«И она, как и Юрий, считает, что ее признание — это конец, последний жизненный рубеж... — Жудягин невесело усмехнулся. — Призналась, и значит — сразу в суд, в тюрьму... А дорогой Володечка ее ждет и носит передачи. Разумеется, она-то и была причиной гибели Михальникова, из-за нее весь сыр-бор... Кстати, ничего невероятного нет и в версии, что убийца — Айна. Михальников мог драться с кем угодно, а уже потом она его столкнула. Если, конечно, они не сбросили его вдвоем с муженьком. Он помчался следы заметать, а она... Она, значит, зарывать труп в песок. Фу, глупости! Нет, версия «вдвоем» не лезет ни в какие ворота. Слишком несогласованно действовали, они бы договорились».
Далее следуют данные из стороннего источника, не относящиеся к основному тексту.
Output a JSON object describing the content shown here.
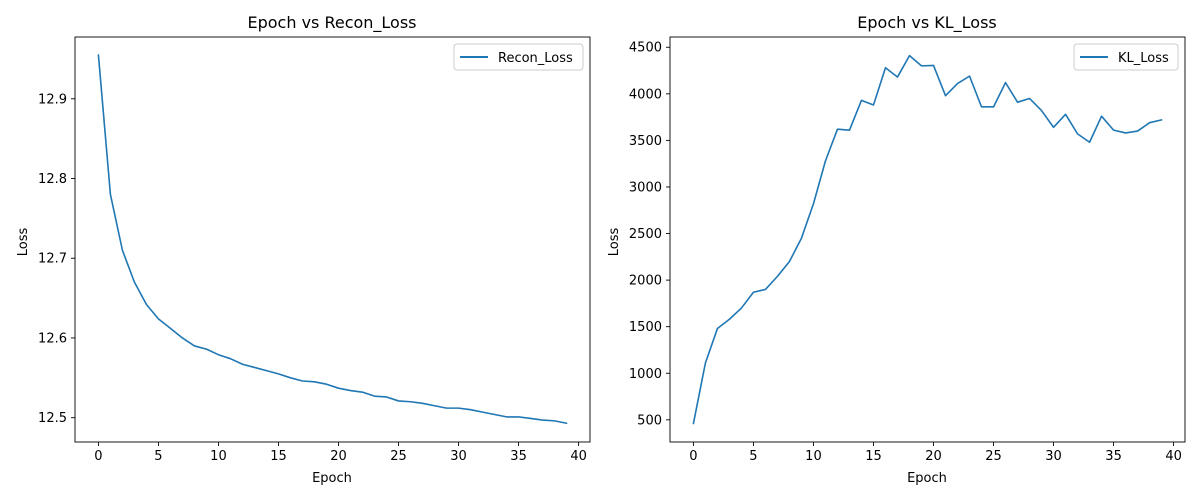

Жудягин, задумавшись, не заметил, как Сапар принес располосованную дыню, приготовленную по-туркменски: мякоть была подрезана вдоль всей корки и рассечена на квадратики. Удобно: бери вилкой или пальцами сладкий кусочек — и целиком в рот.
— Ай, вкусная гуляби, да, Сапар? — с полным ртом пробурчал Огурчинский.
Однако Сапаркулиев и бровью не повел: прижав темные кулаки к щекам, он скорбно смотрел на Владимира Шамару огромными глазищами, опушенными мохнатыми ресницами. Антон замечал, как неприятен тому столь откровенный взгляд: даже желваки проступили у Шамары от злого напряжения.
«Неужели этот человек, так много суетившийся, лгавший, с таким усердием стряпавший себе алиби, невиновен? — опять спросил себя Жудягин. — Неужели только лишь паническая боязнь быть заподозренным толкала его на это? Но если не он, значит Айна или Юрий, а в их вину не хочется верить... Нет, Володечка, хоть ты всех запутал, все сходится на тебе... Но не уговариваю ли я себя, что это так, а не иначе?»
Антон поднялся из-за стола.
— Огурчинский и Дурдыева, — сказал он вполголоса. — Пройдемте со мной.
«Пройдемте... Эх ты, матушка милиция!» — мысленно обругал себя Жудягин.
21
...Еще три часа тащился инспектор Чарыев меж барханов и по редким такырам. За это время он сделал несколько остановок, чтоб остывал мотор, и выпил по крайней мере треть воды из двадцатилитровой канистры — воды, ставшей отвратительной от металлического привкуса и почти горячей. И когда из-за барханов вдруг вынырнул шест с полосатым конусом, Текебай даже головой на руль упал — такое испытал облегчение. Он понял, что перед ним — аэродром Арвазы. Сам поселок, где ему приходилось бывать неоднократно, лежал всего в двух километрах. Наверняка кто-нибудь из жителей заметил человека, появившегося из песков на мотоцикле с коляской. Так что скоро все прояснится. В том, что «брат» или кто там еще непременно заедет в Арвазу, Теке нимало не сомневался. Слишком тяжел путь через пустыню, чтобы человек мог отказать себе хотя бы в кратковременном отдыхе, в тарелке шурпы и пиале свежего чая. «А если он убийца? Разве станет он показываться людям на глаза? — возразил себе инспектор. — Ну а если в Арвазе у него живет родственник или приятель? Тогда он спрячет мотоцикл и придет к нему пешком, не вызывая подозрений».
Похоже, так и было: мотоцикл миновал аэродром стороной и, не свернув в поселок, проследовал по дуге в объезд Арвазы. «Слава аллаху, что не в пески», — подумал Текебай и решил не быть опрометчивым и не удаляться от Арвазы. Там надо будет заправить бак бензином и сменить в канистре воду. Покамест он продолжал ехать по следу. Вскоре, километра через полтора, он привел его к полуразрушенной глинобитной стенке. За ней виднелись крыша маленького строеньица и шест, на котором обвисли разноцветные лоскутки. Текебай понял, что набрел на «святое место» — могилу какого-нибудь старца, почитавшегося некогда в здешних краях. Обогнув стену, инспектор обнаружил в ней низкий проем, через него можно было попасть во двор. Оставив мотоцикл на теневой стороне, Чарыев подошел к входу и наклонился. Следы чьей-то обуви четко отпечатались на рыжей пыли. Некто не очень давно входил и выходил из двора. Выйдя, этот человек обогнул стену. То же сделал и Текебай. Сразу же за углом он увидел знакомую двойную колею, продавленную в песке: левая — глубокая, правая — помельче. Не оставалось сомнений, что это тот самый мотоциклист, за которым инспектор гоняется с утра. Колея уходила в сторону, противоположную Арвазе, в глубь пустыни.